Il était grand temps de conchier la statue du Général ; en l'an 2000, en publiant Pauvre de Gaulle! , Stéphane Zagdanski s’est mit en devoir de dessiller les yeux d’une nation qui a eut la faiblesse de se laisser incarner par l’imposture Gaullienne ; entreprise à haut risque que nous saluons chaleureusement. Le narrateur (homonyme de l’auteur) de ce roman est un écrivain qui s’est assigné l’ambition démesurée de dessiller les yeux de la nation française encore aveuglée par l’imposture Gaullienne trente ans après la mort du vieux. Zagdanski affectionne de telles mises en abîme qui l’inscrivent dans la tradition littéraire la plus noble et la plus antique (Homère, Cervantès etc.). Quand on lui demande s’il est essayiste ou romancier (entretiens avec Thomas Régnier, LE CORPS DE L'ECRITURE ) Zagdanski répond qu’il ne fait pas la distinction. La matière de Pauvre de Gaulle! est un alliage qui fond l’exposé polémique et le récit fictionnel ; la scansion des chapitres est rythmée par l’alternance des chapitres polémiques attaquant la figure sacrée du Général à coup d’érudition bien sentie, et de chapitres narrant la vie personnelle de l’écrivain, avec en arrière plan le petit monde parisien des lettres. La fin est délicieuse, vers la 560ème page, le narrateur se réveille d’un sommeil tourmenté et nous comprenons que toute cette histoire était le cauchemar d’un écrivain se voyant peiner sur un livre sur de Gaulle (alors que dans la réalité il est en train d’écrire sur Shakespeare). Cette pirouette finale est plaisante (nous nous sommes délectés de la scène de l’apparition du spectre de Gaulle) et remet au net la distinction auteur / narrateur.
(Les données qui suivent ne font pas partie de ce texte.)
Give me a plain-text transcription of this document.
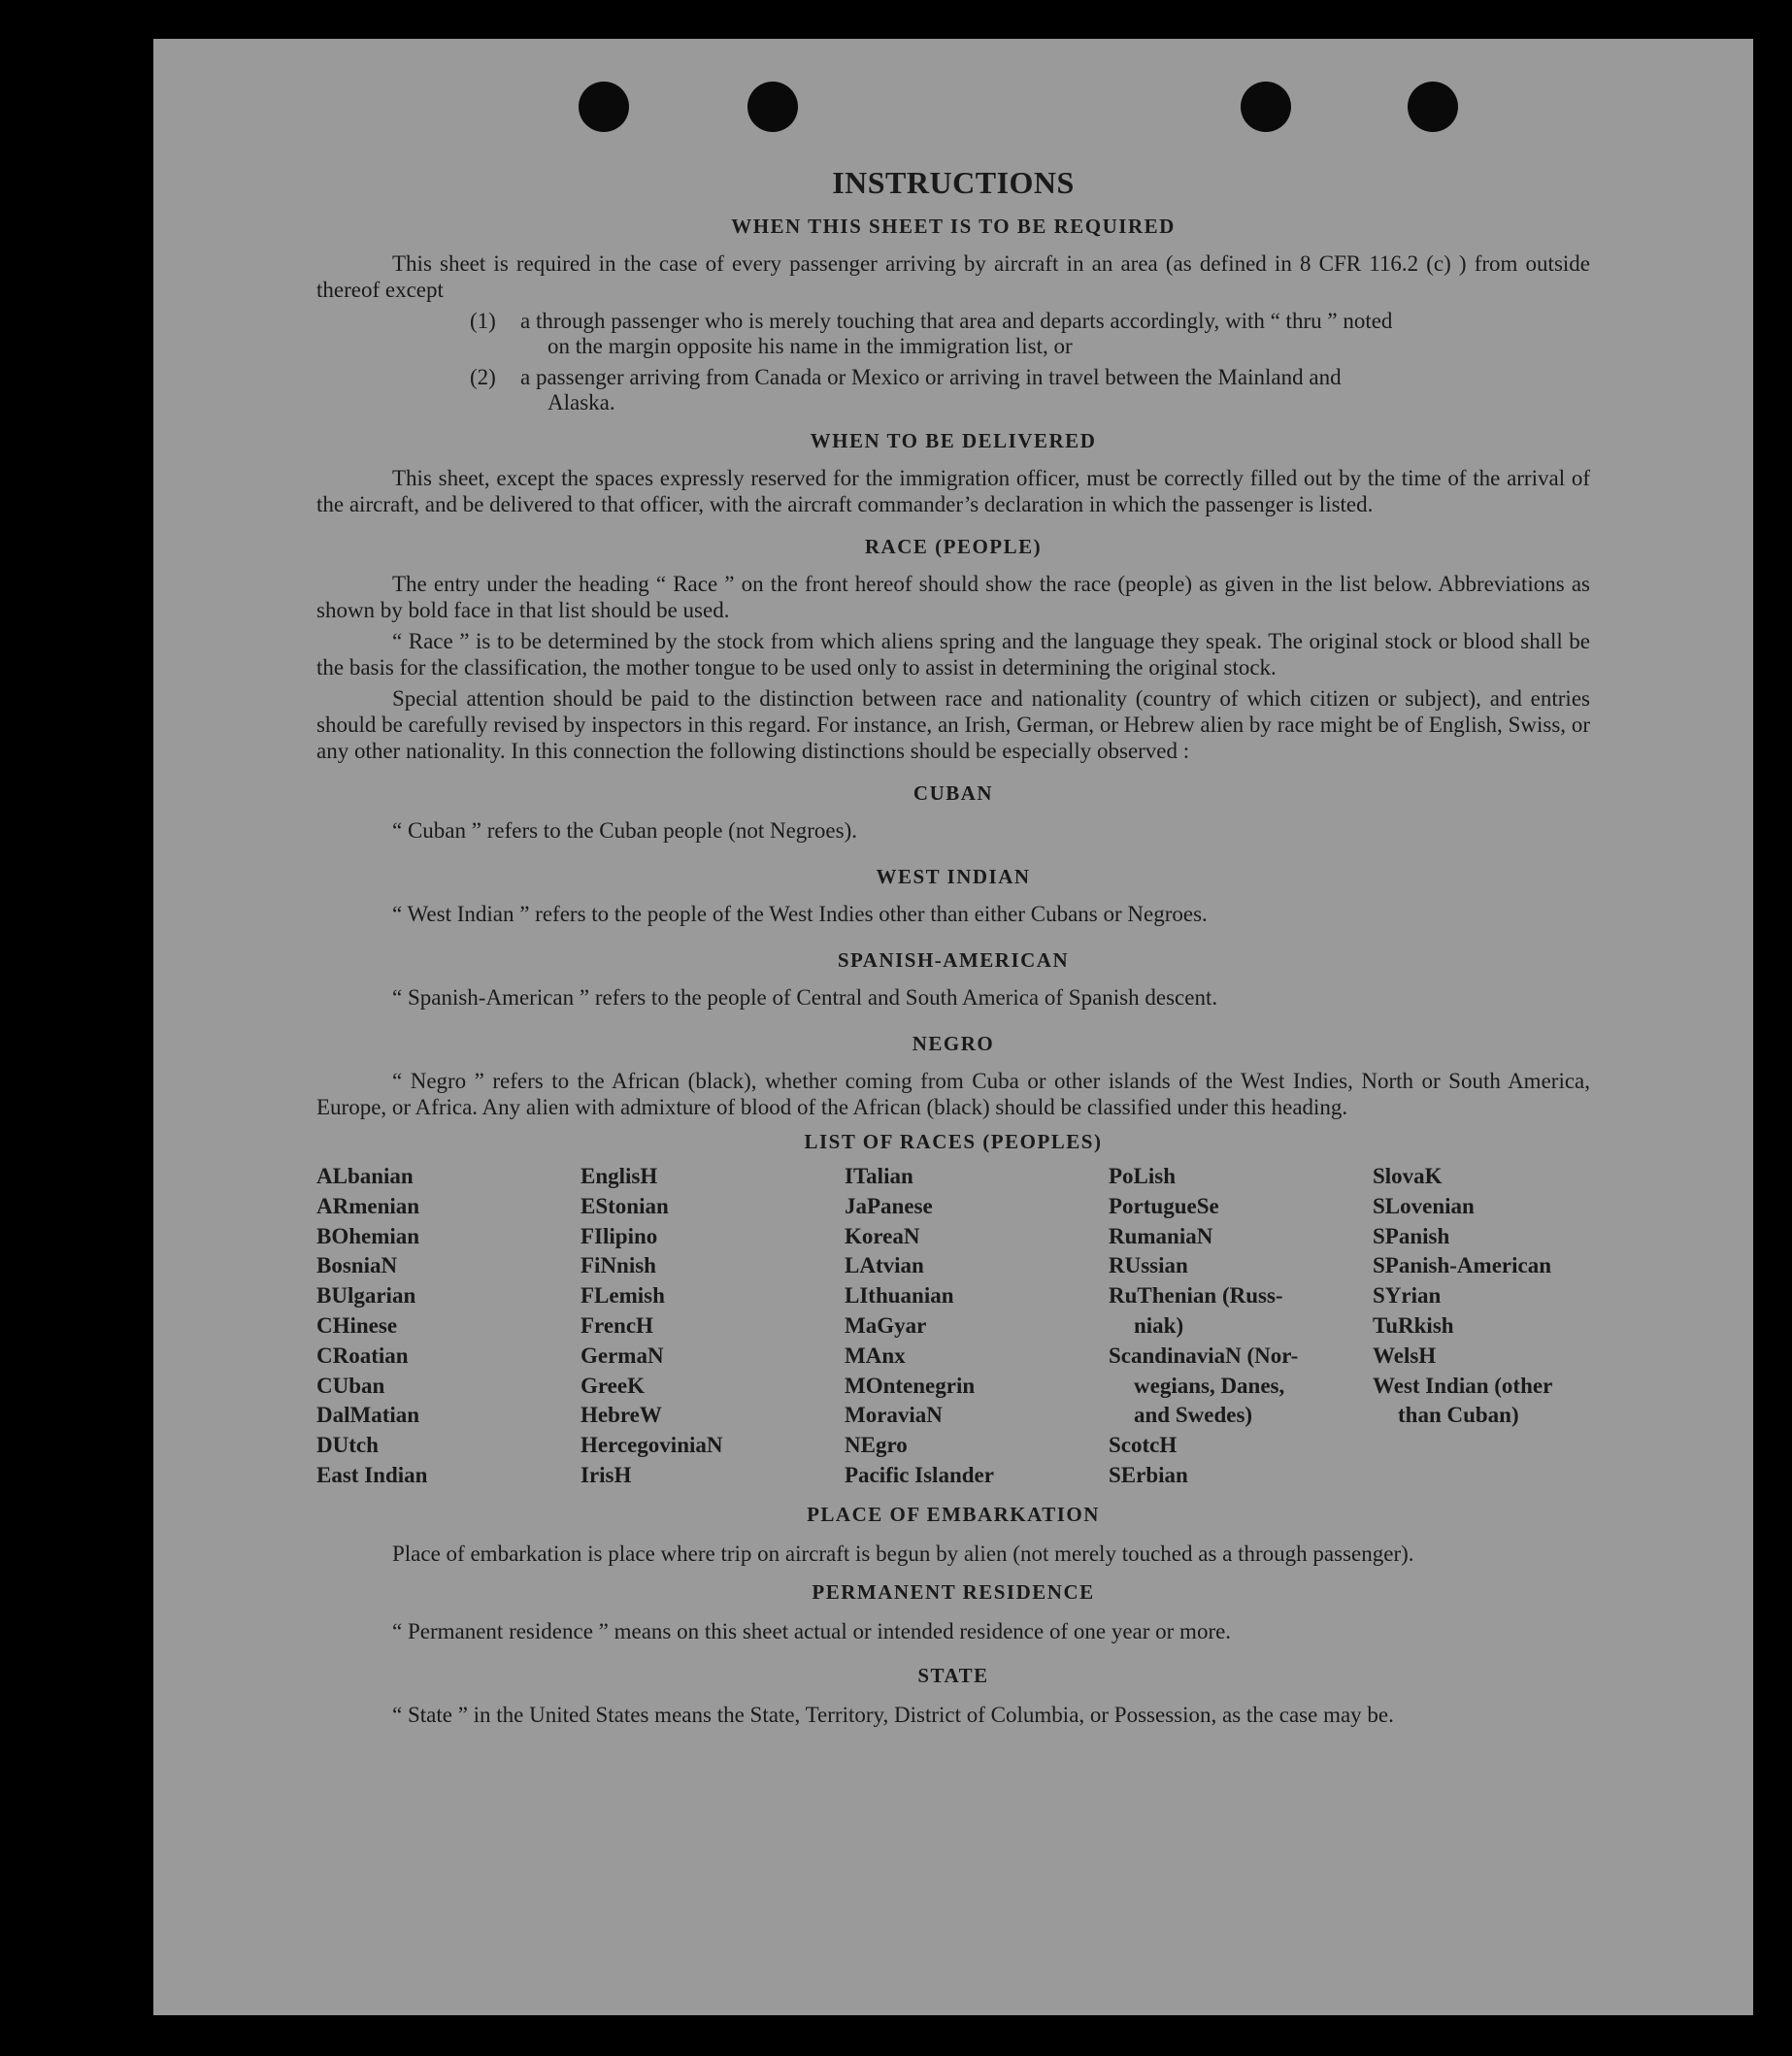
INSTRUCTIONS
WHEN THIS SHEET IS TO BE REQUIRED

This sheet is required in the case of every passenger arriving by aircraft in an area (as defined in 8 CFR 116.2 (c) ) from outside thereof except

(1)	a through passenger who is merely touching that area and departs accordingly, with “ thru ” noted
on the margin opposite his name in the immigration list, or
(2)	a passenger arriving from Canada or Mexico or arriving in travel between the Mainland and
Alaska.
WHEN TO BE DELIVERED

This sheet, except the spaces expressly reserved for the immigration officer, must be correctly filled out by the time of the arrival of the aircraft, and be delivered to that officer, with the aircraft commander’s declaration in which the passenger is listed.

RACE (PEOPLE)

The entry under the heading “ Race ” on the front hereof should show the race (people) as given in the list below. Abbreviations as shown by bold face in that list should be used.

“ Race ” is to be determined by the stock from which aliens spring and the language they speak. The original stock or blood shall be the basis for the classification, the mother tongue to be used only to assist in determining the original stock.

Special attention should be paid to the distinction between race and nationality (country of which citizen or subject), and entries should be carefully revised by inspectors in this regard. For instance, an Irish, German, or Hebrew alien by race might be of English, Swiss, or any other nationality. In this connection the following distinctions should be especially observed :

CUBAN

“ Cuban ” refers to the Cuban people (not Negroes).

WEST INDIAN

“ West Indian ” refers to the people of the West Indies other than either Cubans or Negroes.

SPANISH-AMERICAN

“ Spanish-American ” refers to the people of Central and South America of Spanish descent.

NEGRO

“ Negro ” refers to the African (black), whether coming from Cuba or other islands of the West Indies, North or South America, Europe, or Africa. Any alien with admixture of blood of the African (black) should be classified under this heading.

LIST OF RACES (PEOPLES)
ALbanian
ARmenian
BOhemian
BosniaN
BUlgarian
CHinese
CRoatian
CUban
DalMatian
DUtch
East Indian
EnglisH
EStonian
FIlipino
FiNnish
FLemish
FrencH
GermaN
GreeK
HebreW
HercegoviniaN
IrisH
ITalian
JaPanese
KoreaN
LAtvian
LIthuanian
MaGyar
MAnx
MOntenegrin
MoraviaN
NEgro
Pacific Islander
PoLish
PortugueSe
RumaniaN
RUssian
RuThenian (Russ-
niak)
ScandinaviaN (Nor-
wegians, Danes,
and Swedes)
ScotcH
SErbian
SlovaK
SLovenian
SPanish
SPanish-American
SYrian
TuRkish
WelsH
West Indian (other
than Cuban)
PLACE OF EMBARKATION

Place of embarkation is place where trip on aircraft is begun by alien (not merely touched as a through passenger).

PERMANENT RESIDENCE

“ Permanent residence ” means on this sheet actual or intended residence of one year or more.

STATE

“ State ” in the United States means the State, Territory, District of Columbia, or Possession, as the case may be.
Ultime verrou permettant de contrer ceux qui accuseront l’auteur Zagdanski de méchanceté : “ Vous n’avez rien compris, leur répondra-t-il, c’est de la littérature ; l’infâme n’est pas moi, c’est mon narrateur ; dans la vie réelle, je ne suis pas si méchant ; sainte vertu de l’acte littéraire qui prend en charge mes pulsions peccamineuses et me délivre ainsi du mal tout en me donnant mon pain quotidien. ”
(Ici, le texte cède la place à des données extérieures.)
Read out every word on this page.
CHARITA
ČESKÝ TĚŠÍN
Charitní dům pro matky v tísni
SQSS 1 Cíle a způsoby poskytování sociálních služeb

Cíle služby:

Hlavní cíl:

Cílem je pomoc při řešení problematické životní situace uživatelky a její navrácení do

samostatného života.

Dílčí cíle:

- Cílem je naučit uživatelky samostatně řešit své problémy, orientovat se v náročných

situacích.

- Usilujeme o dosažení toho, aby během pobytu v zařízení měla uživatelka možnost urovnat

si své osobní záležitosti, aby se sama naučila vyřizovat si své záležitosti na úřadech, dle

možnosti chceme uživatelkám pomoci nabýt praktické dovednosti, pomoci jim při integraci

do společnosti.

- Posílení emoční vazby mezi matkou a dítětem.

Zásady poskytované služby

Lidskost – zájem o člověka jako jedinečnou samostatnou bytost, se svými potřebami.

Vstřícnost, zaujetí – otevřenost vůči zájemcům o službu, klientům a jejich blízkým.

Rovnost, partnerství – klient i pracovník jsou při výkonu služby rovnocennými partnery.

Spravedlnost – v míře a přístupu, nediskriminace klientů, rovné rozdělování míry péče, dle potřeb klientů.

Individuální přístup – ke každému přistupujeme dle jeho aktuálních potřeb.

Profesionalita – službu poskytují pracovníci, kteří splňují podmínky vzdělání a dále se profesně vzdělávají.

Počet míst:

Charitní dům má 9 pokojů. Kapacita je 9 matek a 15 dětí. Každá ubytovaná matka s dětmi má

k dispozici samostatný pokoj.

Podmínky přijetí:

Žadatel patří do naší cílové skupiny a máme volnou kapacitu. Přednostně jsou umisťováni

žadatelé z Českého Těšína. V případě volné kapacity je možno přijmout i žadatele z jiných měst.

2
Zagdanski est une sorte de fanatique de la littérature; il y croit c’est sa religion ; dans son panthéon ; Proust, Céline, Faulkner, Shakespeare… Dans les entretiens qu’il donne à la presse Zagdanski se conçoit comme lecteur autant que comme écrivain; pour lui plus que l’écriture peut être, la lecture est un acte de résistance, une arme contre la bêtise ( Hors Press, LA SOCIETE VEUT EN FINIR AVEC LA SUBVERSION ).
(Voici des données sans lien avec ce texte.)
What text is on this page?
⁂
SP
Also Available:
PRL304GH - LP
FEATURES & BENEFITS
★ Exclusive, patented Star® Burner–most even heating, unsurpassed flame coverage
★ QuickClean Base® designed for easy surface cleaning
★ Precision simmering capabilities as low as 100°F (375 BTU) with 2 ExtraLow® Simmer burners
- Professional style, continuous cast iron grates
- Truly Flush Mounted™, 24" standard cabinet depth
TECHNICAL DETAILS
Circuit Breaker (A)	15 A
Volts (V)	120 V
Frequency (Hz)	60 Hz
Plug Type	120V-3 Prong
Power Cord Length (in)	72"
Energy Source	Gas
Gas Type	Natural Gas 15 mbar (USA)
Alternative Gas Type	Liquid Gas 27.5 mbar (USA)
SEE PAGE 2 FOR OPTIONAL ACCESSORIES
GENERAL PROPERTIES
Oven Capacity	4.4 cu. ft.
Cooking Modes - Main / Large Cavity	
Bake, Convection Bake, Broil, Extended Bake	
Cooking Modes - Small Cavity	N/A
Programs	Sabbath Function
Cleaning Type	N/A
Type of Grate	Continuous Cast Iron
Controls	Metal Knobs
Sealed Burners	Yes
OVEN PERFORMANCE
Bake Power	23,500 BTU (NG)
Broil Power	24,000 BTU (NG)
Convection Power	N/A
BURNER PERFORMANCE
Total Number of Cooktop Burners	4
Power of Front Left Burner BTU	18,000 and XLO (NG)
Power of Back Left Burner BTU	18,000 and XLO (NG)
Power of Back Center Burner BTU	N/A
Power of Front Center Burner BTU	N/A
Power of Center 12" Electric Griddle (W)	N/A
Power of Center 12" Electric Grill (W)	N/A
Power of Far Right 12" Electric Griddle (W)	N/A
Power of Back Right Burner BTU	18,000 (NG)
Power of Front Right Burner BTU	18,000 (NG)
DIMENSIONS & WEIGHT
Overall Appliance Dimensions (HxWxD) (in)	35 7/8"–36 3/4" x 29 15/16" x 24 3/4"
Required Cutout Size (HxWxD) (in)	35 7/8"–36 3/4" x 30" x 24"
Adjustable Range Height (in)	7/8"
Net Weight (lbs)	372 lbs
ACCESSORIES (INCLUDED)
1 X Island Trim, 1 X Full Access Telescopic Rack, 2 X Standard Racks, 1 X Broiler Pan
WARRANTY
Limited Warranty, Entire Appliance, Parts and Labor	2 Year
Les fréquentes références à ses maîtres en littérature mettent mal à l’aise ; son érudition n’est pas à mettre en doute ; mais en provoquant son lecteur jusqu’à l’agacement, celui-ci ne peut se retenir d’évaluer Zagdanski à l’aune de ses maîtres. Et l’on s’interroge sur les exigences quand à sa propre écriture, d’un auteur si prompt à juger celle des autres. Sous ce rapport, j’éprouve à le lire le même malaise qu’en lisant Boileau, sauf qu’avec ce dernier que je n’ai aucun doute sur la qualité de ce que je lis.
Trop assuré du génie des ses maîtres et moins confiant en son propre talent, l’auteur est réduit à ne pouvoir traiter que malproprement un sujet aussi malpropre. Comme si l’inconscience manifeste que de Gaulle avait de sa propre impéritie ne pouvait qu’embraser la fureur d’un Zagdanski en rage de n’être pas Céline.
Au moins dans ses propres ouvrages, peut-être faut-il savoir taire ses admirations ; elles nous font toujours de l’ombre. Mais rien ne nous interdit des les exprimer ailleurs.Malgré cela, les jugements péremptoires de Zagdanski sont arrivés à m’intimider. Et alors que j’incline fortement à penser la littérature comme une vaste fumisterie, je me trouve ébranlé à lire Zagdanski. Je pense que je vais continuer de lire des romans et de la poésie un peu à la façon de ces philistins incrédules qui vont quand même à la messe des fois que Dieu existerait vraiment.